The pandemic brought these bad vibes to the surface, but their roots predate the current crisis. Highly touristed rural areas are often treated as not quite real by the vacationers and second-home owners who flock to them, as Anne Helen Petersen wrote for BuzzFeed News. Marfa is described by visitors as an escape, an oasis, a retreat. Seen through a vacationer’s eyes, it’s a place without politics and problems—it’s also a place without ventilators. There’s no hospital in the entire county, which is larger than Rhode Island and Delaware combined. You wouldn’t know it from the travel-magazine write-ups, but Marfa’s population is older, poorer, and in worse health than most Americans; it’s also a majority-Latino community.

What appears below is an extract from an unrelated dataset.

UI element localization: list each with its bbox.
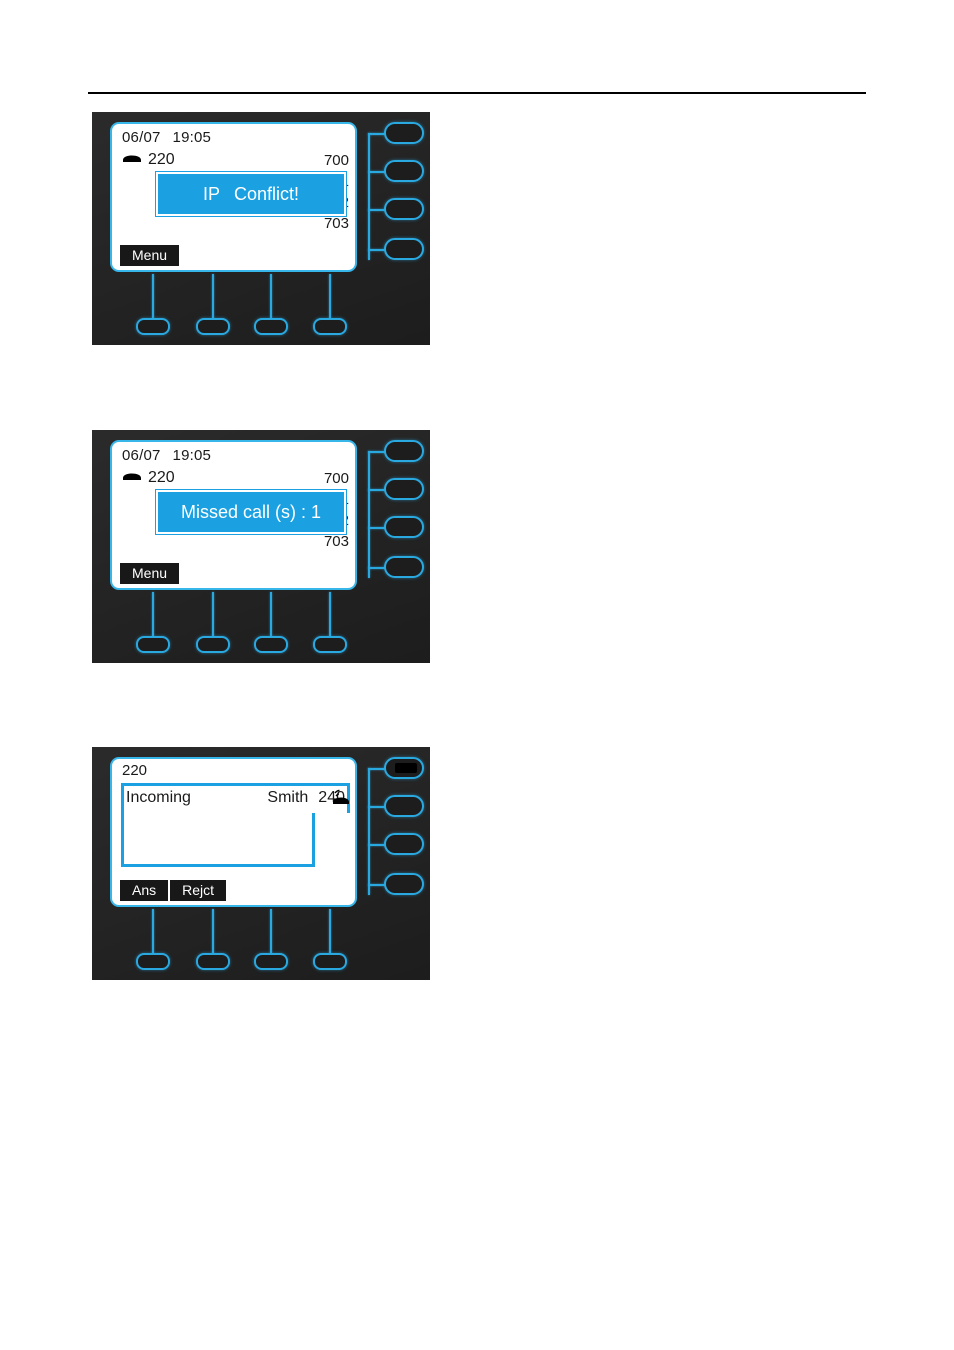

In 2012, when I moved here, Marfa had one coffee shop, one liquor store, one gym, and two bars. Although income inequality was a persistent issue, we at least had a shared context. In the past several years, though, galloping gentrification has spawned a parallel set of businesses catering to tourists and transplants: first a fancy coffee shop, then a fancy gym, a wine bar, another fancy coffee shop. Slowly, these businesses have begun to crowd out those catering to locals. Marfa has transformed into a town where you can purchase a $15 cocktail but not spark plugs. The second-home and short-term-rental market drove real-estate prices up so high that it is practically impossible to buy a Marfa house if you make Marfa wages. These are the preexisting conditions, as it were, that underlie the current atmosphere of fear and anxiety. Maybe it doesn’t feel as though we’re all in this together because it hasn’t felt like that for a while. Waiting out the pandemic 2,000 miles from where I was born, I feel a heightened awareness of the overlapping, contradictory roles I play in my adopted community: gentrifier, taxpayer, transplant, neighbor, friend, stranger.

Last week, I spoke with a woman who lives full-time on Block Island, a popular vacation spot off the coast of Rhode Island. When the second-home owners started flocking in, things got tense on the island, she said—someone threatened to blow up a transformer to keep nonlocals away. She knew things were really bad when her friends stopped waving to passing cars, a tried-and-true small-town tradition. Her story gave me some hope; in Marfa, at least, we’re still waving.

When I don’t spend time on Facebook, things feel less dire. Like everyone else, my pandemic fantasies are mundane. I think about July, when everyone’s peach trees will explode with fruit all at once, and I think about the box filled with surplus fruit in city hall. In my daydream Marfa, there are some tourists, but not too many, and when I go to pay my utility bill in person, I fill up my bag with peaches and leave some zucchini behind. The room is full of people, some who’ve lived here a year, some who’ve lived here their whole life. We smile at one another. We’ve been through something—if not together, then at least in proximity to one another. That’s not enough, perhaps, but it’s not nothing.